Myth #4: You should feel instantly positive about changing
Getting Real: Letting go of old habits is hard, and you may experience a range of emotions. Give yourself freedom to experience these feelings, but don’t dwell on them. Remind yourself of how good it will feel when you achieve your goal, and keep moving forward.
What the science says
Below are helpful hints based on research around goal setting and positive psychology. When you find yourself needing motivation, try one of the following:
Stop ruminating on your setbacks and move towards solution focused thinking.
So you missed a few workouts this week and now you are beating yourself up about it. Stop it. Instead try this: Recognize that these thoughts are not helpful, and begin by writing them down. Write down a new thought that will be more helpful in achieving your goal. Now repeat that in your head ten times.
Old thought: I’m so lazy for not going to the gym after work this week. I feel like a failure!
New thought: I am going to achieve my goals. Next week I will get up early to go to the gym first thing in the morning.
Change your environment.
Remove temptations from your house and workplace. Post signs and symbols around your house, in your diary, on your computer, or even your phone as cues for action. Change them often to maintain motivation.

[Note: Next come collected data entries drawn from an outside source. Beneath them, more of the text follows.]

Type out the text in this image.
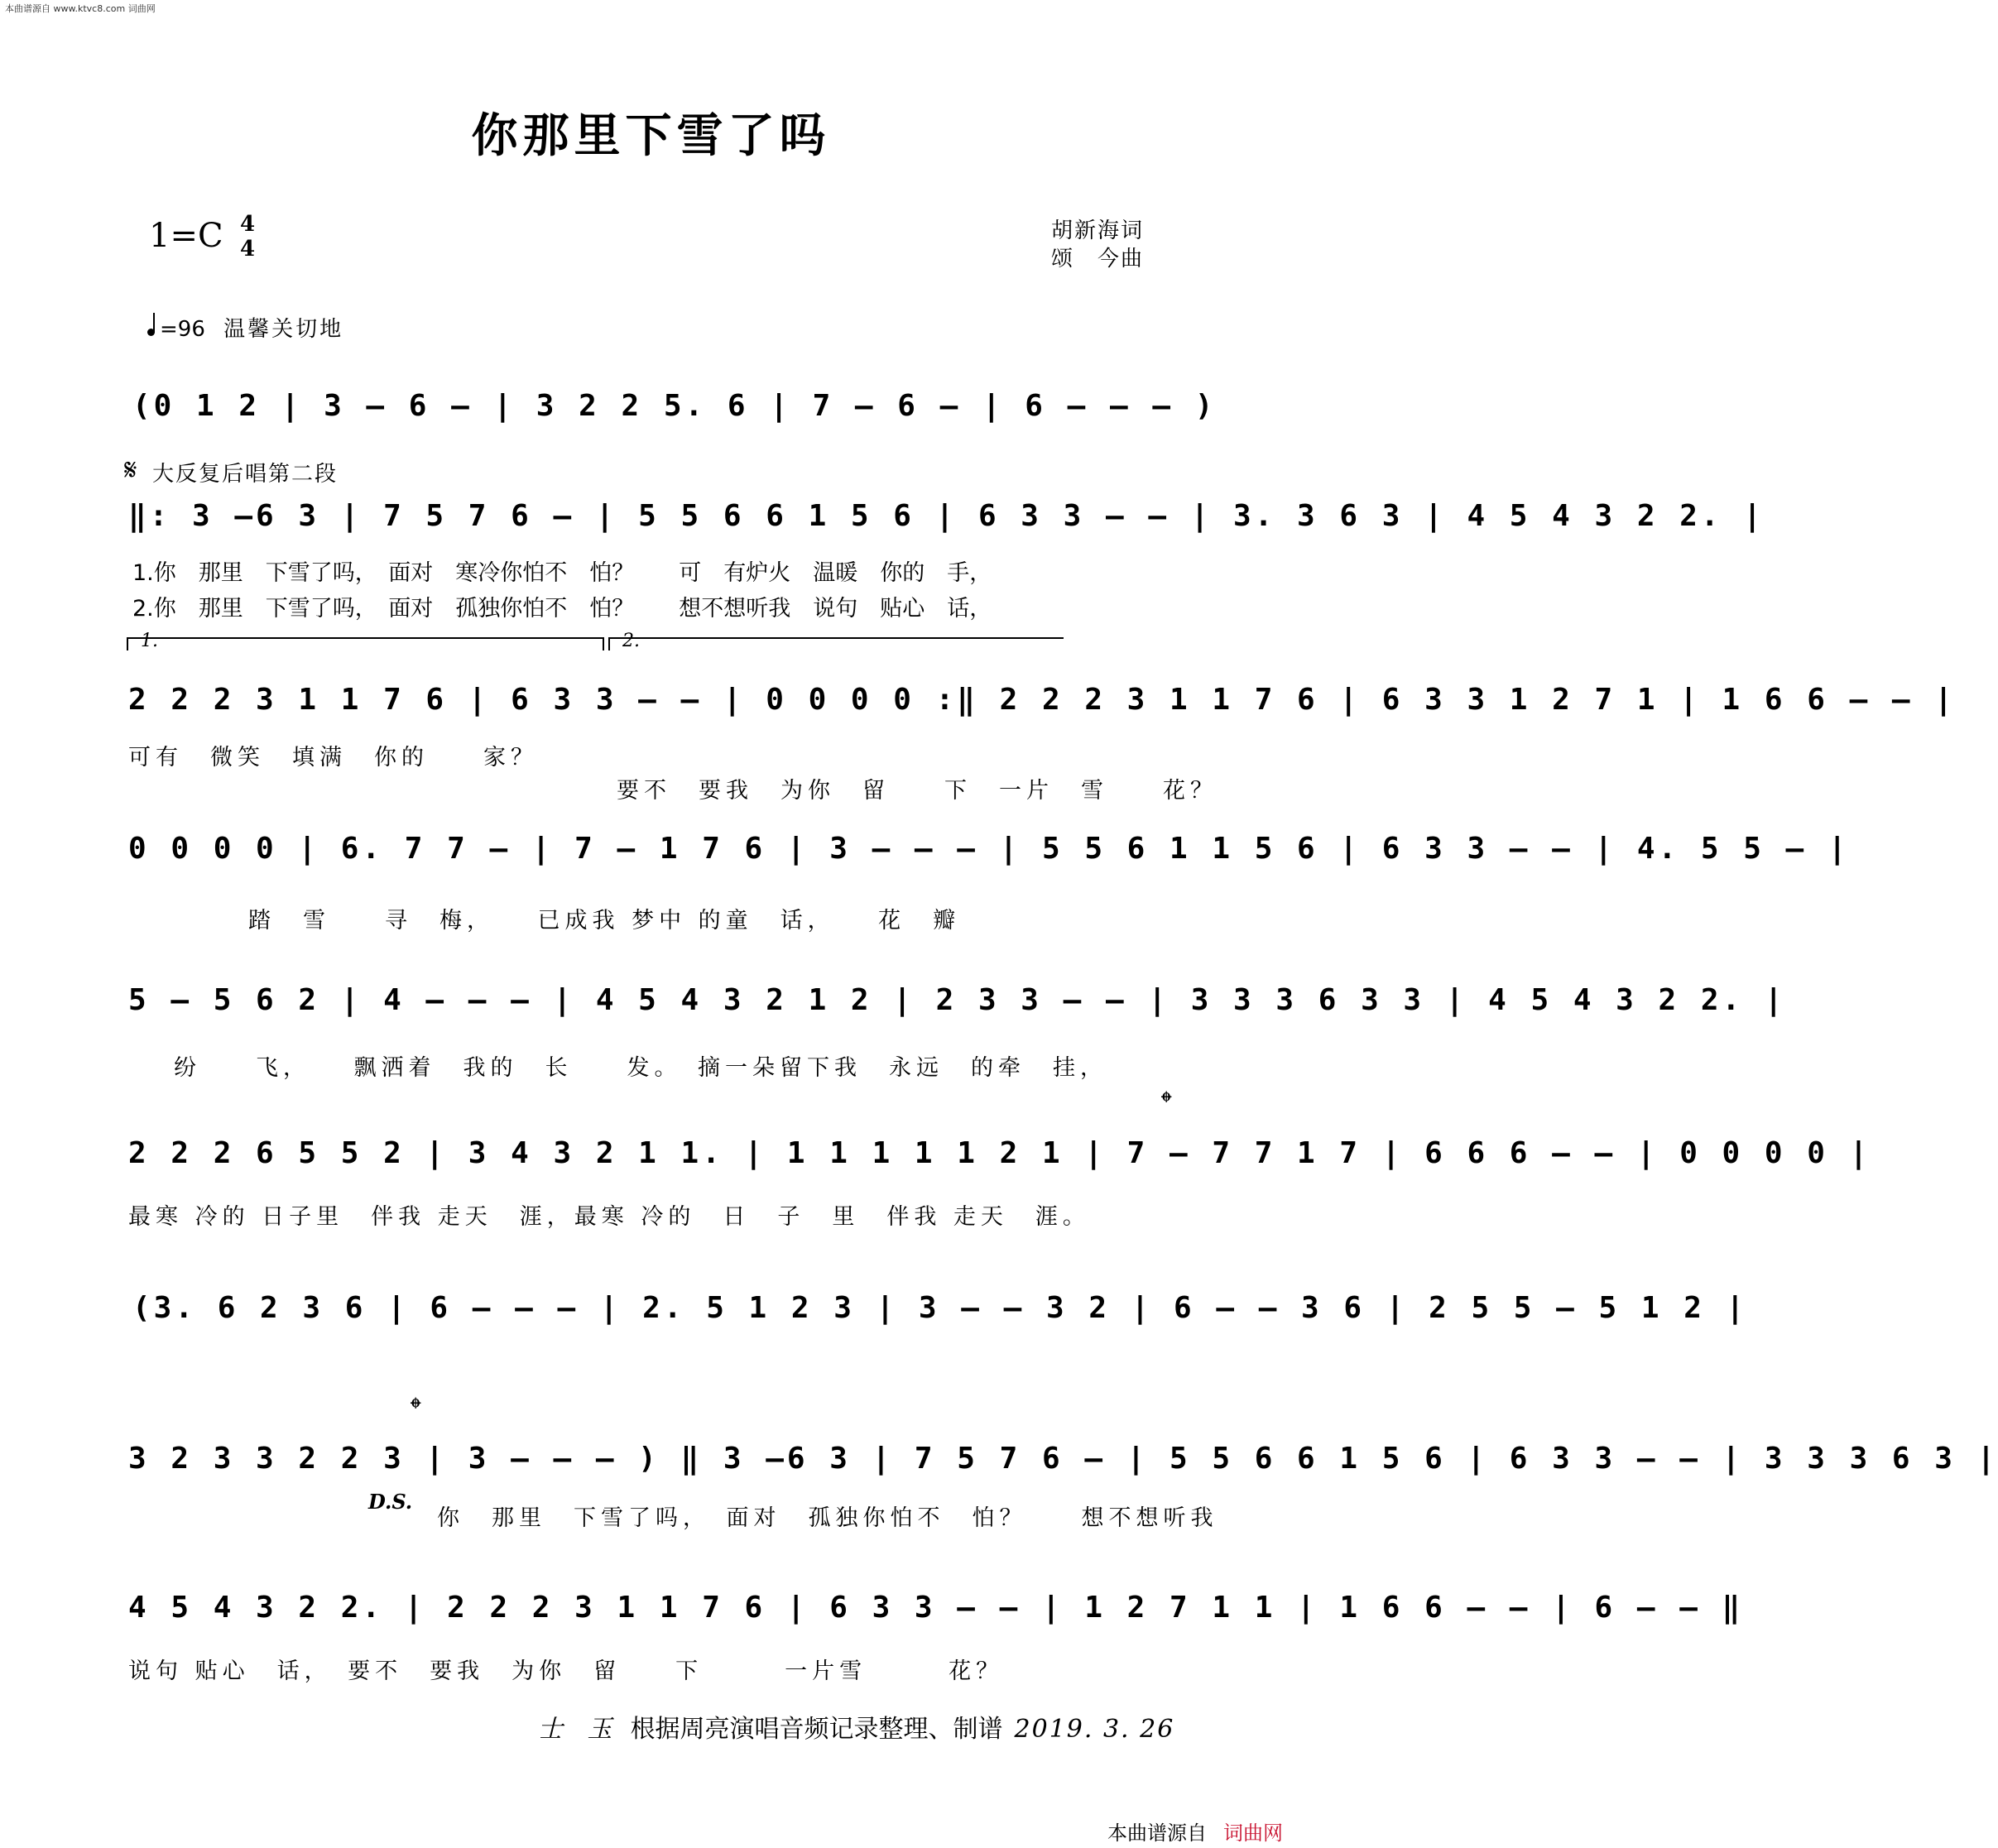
本曲谱源自 www.ktvc8.com 词曲网
你那里下雪了吗
1=C 4
4
胡新海词
颂　今曲
=96 温馨关切地
(0 1 2 | 3 – 6 – | 3 2 2 5. 6 | 7 – 6 – | 6 – – – )
𝄋 大反复后唱第二段
‖: 3 –6 3 | 7 5 7 6 – | 5 5 6 6 1 5 6 | 6 3 3 – – | 3. 3 6 3 | 4 5 4 3 2 2. |
1.你　那里　下雪了吗，　面对　寒冷你怕不　怕？　　可　有炉火　温暖　你的　手，
2.你　那里　下雪了吗，　面对　孤独你怕不　怕？　　想不想听我　说句　贴心　话，
1.	2.
2 2 2 3 1 1 7 6 | 6 3 3 – – | 0 0 0 0 :‖ 2 2 2 3 1 1 7 6 | 6 3 3 1 2 7 1 | 1 6 6 – – |
可有　微笑　填满　你的　　家？
要不　要我　为你　留　　下　一片　雪　　花？
0 0 0 0 | 6. 7 7 – | 7 – 1 7 6 | 3 – – – | 5 5 6 1 1 5 6 | 6 3 3 – – | 4. 5 5 – |
踏　雪　　寻　梅，　　已成我 梦中 的童　话，　　花　瓣
5 – 5 6 2 | 4 – – – | 4 5 4 3 2 1 2 | 2 3 3 – – | 3 3 3 6 3 3 | 4 5 4 3 2 2. |
纷　　飞，　　飘洒着　我的　长　　发。　摘一朵留下我　永远　的牵　挂，
𝄌
2 2 2 6 5 5 2 | 3 4 3 2 1 1. | 1 1 1 1 1 2 1 | 7 – 7 7 1 7 | 6 6 6 – – | 0 0 0 0 |
最寒 冷的 日子里　伴我 走天　涯，最寒 冷的　日　子　里　伴我 走天　涯。
(3. 6 2 3 6 | 6 – – – | 2. 5 1 2 3 | 3 – – 3 2 | 6 – – 3 6 | 2 5 5 – 5 1 2 |
𝄌
3 2 3 3 2 2 3 | 3 – – – ) ‖ 3 –6 3 | 7 5 7 6 – | 5 5 6 6 1 5 6 | 6 3 3 – – | 3 3 3 6 3 |
D.S.
你　那里　下雪了吗，　面对　孤独你怕不　怕？　　想不想听我
4 5 4 3 2 2. | 2 2 2 3 1 1 7 6 | 6 3 3 – – | 1 2 7 1 1 | 1 6 6 – – | 6 – – ‖
说句 贴心　话，　要不　要我　为你　留　　下　　　一片雪　　　花？
士 玉 根据周亮演唱音频记录整理、制谱 2019. 3. 26
本曲谱源自 词曲网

Prepare for the long haul.
According to research from the European Journal of Social Psychology it takes an average of 66 days for a new habit to become automatic. However, this can range anywhere from 18 – 254 days. Try this: Create a 90 day action plan to give yourself enough time to form the habit.

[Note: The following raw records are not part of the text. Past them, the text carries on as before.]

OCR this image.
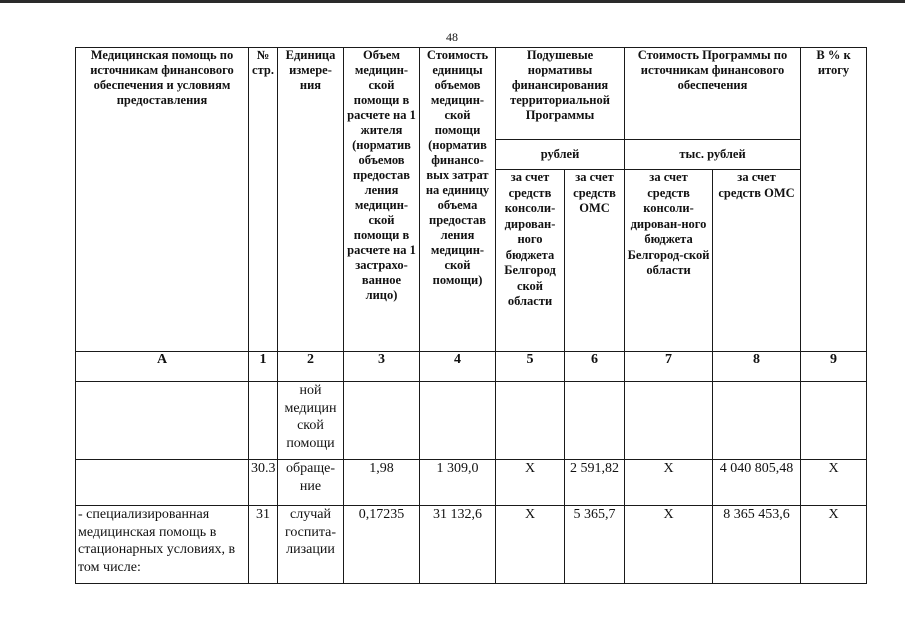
48
Медицинская помощь по источникам финансового обеспечения и условиям предоставления	№ стр.	Единица измере-ния	Объем медицин-ской помощи в расчете на 1 жителя (норматив объемов предостав ления медицин-ской помощи в расчете на 1 застрахо-ванное лицо)	Стоимость единицы объемов медицин-ской помощи (норматив финансо-вых затрат на единицу объема предостав ления медицин-ской помощи)	Подушевые нормативы финансирования территориальной Программы		Стоимость Программы по источникам финансового обеспечения		В % к итогу
					рублей		тыс. рублей		
					за счет средств консоли-дирован-ного бюджета Белгород ской области	за счет средств ОМС	за счет средств консоли-дирован-ного бюджета Белгород-ской области	за счет средств ОМС	
А	1	2	3	4	5	6	7	8	9
		ной медицин ской помощи							
	30.3	обраще-ние	1,98	1 309,0	X	2 591,82	X	4 040 805,48	X
- специализированная медицинская помощь в стационарных условиях, в том числе:	31	случай госпита-лизации	0,17235	31 132,6	X	5 365,7	X	8 365 453,6	X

Find an inspiring role model or coach.
Research shows that having a mentor or coach increases your chances of attaining your goals. Just make sure the person you chose is reliable and knowledgeable about the subject of your goal (e.g. A personal trainer for a fitness goal, and a business coach for a career goal)
Be positive and specific when phrasing your goals.
‘I will be less sedentary’ (negative & vague) vs. ‘I will walk to work 4 times a week at a vigorous pace’ (positive & specific)
Use encouraging self-talk.
We are sometimes our own worst enemy and talk ourselves out of completing a task. Instead talk to yourself in a supportive and encouraging manner.
Old school talk: ‘I’m so tired, I can’t finish this workout!’
New school talk: ‘You are doing so well and are close to finishing. Only 3 more exercises then you can stretch and relax. You can do it!’
Monitor your progress.
Keep a diary, checklist on the computer, or even write an online blog! This will help you remain focused on your goal, and record measurements of your success.
Reward yourself for your hard work.
Did you just run 5k straight for the first time? Well done, how about a new pair of running shoes, or a pedicure to treat your feet. Just make sure rewards are not always based around food or alcohol.
Hopefully you’ve taken a few things on board that can help you achieve your goals. Wishing you a happy, healthy, and prosperous new year. Cheers to you and achieving your goals in 2012!!!!
Questions:
- What are your favourite tips for staying on track with your goals?
- How will you be celebrating the new year?